Now as both lines PQ and BC are parallel, AB and AC are transversal.
So:
- ∠ PAB = ∠ ABC (Alternate Interior Angles)...(i)
- ∠ QAC = ∠ ACB (Alternate Interior Angles)...(ii)
Now, ∠ PAB + ∠ BAC + ∠ QAC = 180° (Linear Pair)...(iii)
From eq (i), (ii) and (iii)
∠ ABC + ∠ BAC + ∠ ACB = 180°
∠A + ∠B + ∠C = 180°
Proved.
Properties of Lines and Angles
In this section, we will learn about some general properties of lines and angles:
Properties of Lines
- Line has only one dimension i.e. length. It does not have breadth and height.
- A line has infinite points on it.
- Three points lying on a line are called collinear points
Properties of Angles
- Angles tell about how much a line has rotated from his position.
- Angles are formed when two lines meet and they are called arms of the angle.
Solved Examples on Lines and Angles
Example 1: Find the reflex angle of ∠x, if the value of ∠x is 75 degrees.
Solution:
Let the reflex angle of ∠x be ∠y.
Now, according to the properties of lines and angles, the sum of an angle and its reflex angle is 360°.
Thus,
∠x + ∠y = 360°
75° + ∠y = 360°
∠y = 360° − 75°
∠y = 285°
Thus, the reflex angle of 75° is 285°.
Example 2: Find the complementary angle of ∠x, if the value of ∠x is 75 degrees.
Solution:
Let the complementary angle of ∠x be ∠y.
Now, according to the properties of lines and angles, the sum of an angle and its complementary angle is 90°.
Thus,
∠x + ∠y = 90°
75° + ∠y = 90°
∠y = 90° − 75°
∠y = 15°
Thus, the complementary angle of 75° is 15°.
Example 3: Find the supplementary angle of ∠x, if the value of ∠x is 75 degrees.
Solution:
Let the supplementary angle of ∠x be ∠y.
Now, according to the properties of lines and angles, the sum of an angle and its supplementary angle is 180°.
Thus,
∠x + ∠y = 180°
75° + ∠y = 180°
∠y = 180° − 75°
∠y = 105°
Thus, the supplementary angle of 75° is 105°.
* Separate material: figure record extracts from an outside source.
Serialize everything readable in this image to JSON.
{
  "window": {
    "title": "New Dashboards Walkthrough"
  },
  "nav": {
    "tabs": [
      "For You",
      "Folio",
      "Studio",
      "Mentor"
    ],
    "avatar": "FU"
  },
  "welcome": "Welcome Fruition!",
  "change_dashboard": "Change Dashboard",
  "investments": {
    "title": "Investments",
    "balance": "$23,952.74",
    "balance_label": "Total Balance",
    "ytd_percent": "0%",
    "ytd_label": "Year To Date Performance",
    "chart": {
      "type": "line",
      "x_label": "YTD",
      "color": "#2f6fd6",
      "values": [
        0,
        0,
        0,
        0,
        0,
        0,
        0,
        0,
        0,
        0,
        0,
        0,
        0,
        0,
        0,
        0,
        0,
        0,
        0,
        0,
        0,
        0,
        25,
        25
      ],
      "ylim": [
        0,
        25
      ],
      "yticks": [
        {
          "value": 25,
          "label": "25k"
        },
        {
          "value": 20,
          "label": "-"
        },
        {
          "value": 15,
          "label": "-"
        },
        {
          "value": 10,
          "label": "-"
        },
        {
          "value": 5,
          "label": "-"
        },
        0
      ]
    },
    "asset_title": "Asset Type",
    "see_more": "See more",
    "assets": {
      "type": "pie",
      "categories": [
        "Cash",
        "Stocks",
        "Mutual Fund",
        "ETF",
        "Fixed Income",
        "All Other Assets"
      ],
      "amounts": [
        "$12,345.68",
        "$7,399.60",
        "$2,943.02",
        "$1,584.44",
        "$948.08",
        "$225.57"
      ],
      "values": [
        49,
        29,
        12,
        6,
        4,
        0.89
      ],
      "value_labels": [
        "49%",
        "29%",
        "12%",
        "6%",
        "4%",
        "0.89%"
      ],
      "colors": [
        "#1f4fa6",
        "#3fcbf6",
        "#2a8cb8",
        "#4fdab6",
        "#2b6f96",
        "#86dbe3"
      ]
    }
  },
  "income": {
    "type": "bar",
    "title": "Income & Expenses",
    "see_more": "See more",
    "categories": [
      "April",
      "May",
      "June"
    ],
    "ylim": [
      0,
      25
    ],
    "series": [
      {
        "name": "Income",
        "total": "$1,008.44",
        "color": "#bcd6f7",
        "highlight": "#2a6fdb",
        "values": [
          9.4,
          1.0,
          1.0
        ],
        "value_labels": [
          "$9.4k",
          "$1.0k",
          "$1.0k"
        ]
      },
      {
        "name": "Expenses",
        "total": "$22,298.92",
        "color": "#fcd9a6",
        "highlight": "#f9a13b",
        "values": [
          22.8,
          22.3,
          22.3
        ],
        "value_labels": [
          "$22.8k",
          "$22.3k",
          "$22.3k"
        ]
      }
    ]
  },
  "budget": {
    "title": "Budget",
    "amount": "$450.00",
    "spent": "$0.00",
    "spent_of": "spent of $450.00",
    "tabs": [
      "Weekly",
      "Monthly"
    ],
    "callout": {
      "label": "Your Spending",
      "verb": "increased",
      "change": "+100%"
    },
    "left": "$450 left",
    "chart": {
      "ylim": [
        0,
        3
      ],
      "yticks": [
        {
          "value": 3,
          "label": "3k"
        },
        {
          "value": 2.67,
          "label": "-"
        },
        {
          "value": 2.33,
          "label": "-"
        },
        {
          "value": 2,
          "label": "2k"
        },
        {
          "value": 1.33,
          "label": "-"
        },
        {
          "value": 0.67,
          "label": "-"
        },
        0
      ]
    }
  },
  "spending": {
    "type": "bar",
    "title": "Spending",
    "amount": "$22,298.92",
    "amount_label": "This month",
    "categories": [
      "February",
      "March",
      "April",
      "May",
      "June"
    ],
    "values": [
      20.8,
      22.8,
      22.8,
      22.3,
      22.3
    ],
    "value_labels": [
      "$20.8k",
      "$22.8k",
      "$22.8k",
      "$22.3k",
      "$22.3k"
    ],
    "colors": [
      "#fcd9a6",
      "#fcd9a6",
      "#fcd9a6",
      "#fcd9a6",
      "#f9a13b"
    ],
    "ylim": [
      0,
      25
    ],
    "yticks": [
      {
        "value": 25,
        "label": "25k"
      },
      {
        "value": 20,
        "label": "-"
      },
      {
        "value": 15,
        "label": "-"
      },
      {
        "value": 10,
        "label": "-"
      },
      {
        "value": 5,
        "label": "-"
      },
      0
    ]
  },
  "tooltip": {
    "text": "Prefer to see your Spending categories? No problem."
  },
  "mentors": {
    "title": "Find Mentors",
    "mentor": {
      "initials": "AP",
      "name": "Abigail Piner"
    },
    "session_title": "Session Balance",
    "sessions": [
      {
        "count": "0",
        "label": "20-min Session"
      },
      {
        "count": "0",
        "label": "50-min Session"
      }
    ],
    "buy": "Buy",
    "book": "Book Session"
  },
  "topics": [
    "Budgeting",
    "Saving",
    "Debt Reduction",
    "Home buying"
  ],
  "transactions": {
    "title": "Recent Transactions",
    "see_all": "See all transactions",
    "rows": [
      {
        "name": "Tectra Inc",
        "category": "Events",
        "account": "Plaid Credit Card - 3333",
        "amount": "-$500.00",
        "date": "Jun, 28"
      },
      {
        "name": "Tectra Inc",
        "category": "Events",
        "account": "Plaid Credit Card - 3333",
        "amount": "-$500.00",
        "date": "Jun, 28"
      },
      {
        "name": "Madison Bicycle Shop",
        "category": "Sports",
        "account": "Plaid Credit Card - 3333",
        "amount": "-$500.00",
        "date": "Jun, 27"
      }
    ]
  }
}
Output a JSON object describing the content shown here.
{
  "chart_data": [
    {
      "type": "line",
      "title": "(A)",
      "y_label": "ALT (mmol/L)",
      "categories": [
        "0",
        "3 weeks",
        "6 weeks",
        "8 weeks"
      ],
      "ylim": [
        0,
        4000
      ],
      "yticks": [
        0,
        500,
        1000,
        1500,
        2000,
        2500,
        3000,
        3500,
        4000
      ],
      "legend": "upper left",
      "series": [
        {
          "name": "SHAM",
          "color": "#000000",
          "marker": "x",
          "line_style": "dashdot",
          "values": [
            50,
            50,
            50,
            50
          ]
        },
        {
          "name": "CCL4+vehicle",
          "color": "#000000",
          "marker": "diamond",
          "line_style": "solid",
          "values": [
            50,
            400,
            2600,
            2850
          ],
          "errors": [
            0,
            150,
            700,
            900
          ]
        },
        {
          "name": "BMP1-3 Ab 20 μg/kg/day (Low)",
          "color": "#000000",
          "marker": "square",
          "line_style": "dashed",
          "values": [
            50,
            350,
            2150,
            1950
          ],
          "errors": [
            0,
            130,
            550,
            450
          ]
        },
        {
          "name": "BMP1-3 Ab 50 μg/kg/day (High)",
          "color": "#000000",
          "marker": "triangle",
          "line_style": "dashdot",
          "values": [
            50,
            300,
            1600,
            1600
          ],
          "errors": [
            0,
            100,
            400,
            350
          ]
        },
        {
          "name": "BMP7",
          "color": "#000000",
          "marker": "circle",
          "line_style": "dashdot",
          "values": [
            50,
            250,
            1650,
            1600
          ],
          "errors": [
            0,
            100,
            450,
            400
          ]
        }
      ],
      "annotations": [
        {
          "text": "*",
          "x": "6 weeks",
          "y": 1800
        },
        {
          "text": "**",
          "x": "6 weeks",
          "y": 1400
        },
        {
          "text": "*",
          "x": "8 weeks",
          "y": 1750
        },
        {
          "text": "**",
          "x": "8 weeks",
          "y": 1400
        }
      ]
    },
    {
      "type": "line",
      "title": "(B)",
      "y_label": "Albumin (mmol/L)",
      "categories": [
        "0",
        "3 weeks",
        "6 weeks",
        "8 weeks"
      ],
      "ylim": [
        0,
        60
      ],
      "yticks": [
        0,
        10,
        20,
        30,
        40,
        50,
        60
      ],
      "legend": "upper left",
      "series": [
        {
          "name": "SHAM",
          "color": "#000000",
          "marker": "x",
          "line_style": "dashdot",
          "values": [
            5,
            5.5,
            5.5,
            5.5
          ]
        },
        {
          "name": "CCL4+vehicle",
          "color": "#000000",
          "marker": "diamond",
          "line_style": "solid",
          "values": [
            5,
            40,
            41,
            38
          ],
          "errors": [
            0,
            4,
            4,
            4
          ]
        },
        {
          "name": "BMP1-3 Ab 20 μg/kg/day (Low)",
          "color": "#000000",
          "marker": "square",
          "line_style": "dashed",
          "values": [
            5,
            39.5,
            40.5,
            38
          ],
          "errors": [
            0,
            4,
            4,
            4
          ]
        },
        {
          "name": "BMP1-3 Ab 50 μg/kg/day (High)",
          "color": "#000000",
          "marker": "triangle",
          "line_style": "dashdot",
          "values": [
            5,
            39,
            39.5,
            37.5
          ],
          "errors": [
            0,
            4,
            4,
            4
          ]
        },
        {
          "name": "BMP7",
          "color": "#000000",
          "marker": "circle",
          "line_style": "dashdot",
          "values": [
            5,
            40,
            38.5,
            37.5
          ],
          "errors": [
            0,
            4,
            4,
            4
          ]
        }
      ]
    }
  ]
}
Example 4: Find the value of ∠A and ∠B if ∠A = 4x and ∠B = 6x are adjacent angles and they form a straight line.
Solution:
According to the properties of lines and angles, the sum of the adjacent linear angles formed by a line is 180°.
Thus,
∠A + ∠B = 180°
4x + 6x = 180°
10x = 180°
x = 180°/10 = 18°
Thus,
- ∠A = 4x = 4×18 = 72°
- ∠B = 6x = 6×18 = 108°
Practice Questions on Lines and Angles
Question 2: Find the complementary angle of ∠P, if the value of ∠P is 35 degrees.
Question 3: Find the supplementary angle of ∠Z, if the value of ∠Z is 120 degrees.
Question 1: Find the reflex angle of ∠A, if the value of ∠A is 110 degrees.
Question 5: Find the reflex angle of ∠B, if the value of ∠B is 45 degrees.
Question 4: Find the value of ∠X and ∠Y if ∠X = 5y and ∠Y = 7y are adjacent angles and they form a straight line.
Question 6: Find the value of ∠A and ∠B if ∠A = 3x and ∠B = 7x are adjacent angles and they form a straight line.